In our study, PAX2 was upregulated in parietal epithelial cells and podocytes if kidney grafts of infants or children were transplanted into older recipients. Therefore, we hypothesize that a mismatch in kidney transplant size to recipient size induces a dedifferentiation response of podocytes resulting in reexpression of PAX2 and proliferation. However, as mentioned above, PAX2 reexpression in parietal cells may also suggest activation of precursor/stem cell population.42
We also examined Ki67 expression in the different transplant conditions. Ki67 is a nuclear antigen that is only detectable in proliferating cells during all active phases of the cell cycle.

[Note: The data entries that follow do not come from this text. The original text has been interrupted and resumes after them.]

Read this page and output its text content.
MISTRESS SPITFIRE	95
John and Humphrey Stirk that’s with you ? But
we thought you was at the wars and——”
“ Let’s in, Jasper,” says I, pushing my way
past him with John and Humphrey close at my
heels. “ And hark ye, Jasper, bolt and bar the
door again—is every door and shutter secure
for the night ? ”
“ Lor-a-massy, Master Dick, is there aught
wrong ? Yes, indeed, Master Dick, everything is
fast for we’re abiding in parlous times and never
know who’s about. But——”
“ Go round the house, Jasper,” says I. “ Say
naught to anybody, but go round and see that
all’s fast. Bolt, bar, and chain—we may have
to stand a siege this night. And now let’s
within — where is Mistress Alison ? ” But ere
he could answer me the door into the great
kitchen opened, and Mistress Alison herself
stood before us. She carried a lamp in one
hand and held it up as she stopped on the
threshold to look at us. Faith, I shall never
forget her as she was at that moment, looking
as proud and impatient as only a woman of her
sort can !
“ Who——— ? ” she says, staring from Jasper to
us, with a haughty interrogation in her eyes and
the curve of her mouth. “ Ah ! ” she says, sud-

Glomerular Ki67 staining was strongest when kidney grafts from infants were transplanted into adult recipients 6 months after transplantation. This correlated with the most prominent increase in graft size in this transplant constellation. In contrast to that, we could not detect induction of Ki67 expression within the graft after kidney transplantation between adults.
In summary, kidney grafts grow after transplantation if they are small for recipient size. We speculate that the hyperfiltration of transplanted kidneys small for recipient body size leads to a dedifferentiation response in all glomerular epithelial cell types in an attempt to adapt to the volume expansion for the glomeruli. The constant podocyte numbers indicate that no “true” proliferation occurs but that the fast-necessary adaptation responses require a less “static” phenotype, resulting in dedifferentiation and reexpression of proliferation markers.
Our study is limited by the small case number and our simplified approach of counting cells per mm2 glomerular surface area. However, this is the first systematic documentation of glomerular cell densities and marker expressions in different transplant age and size constellations.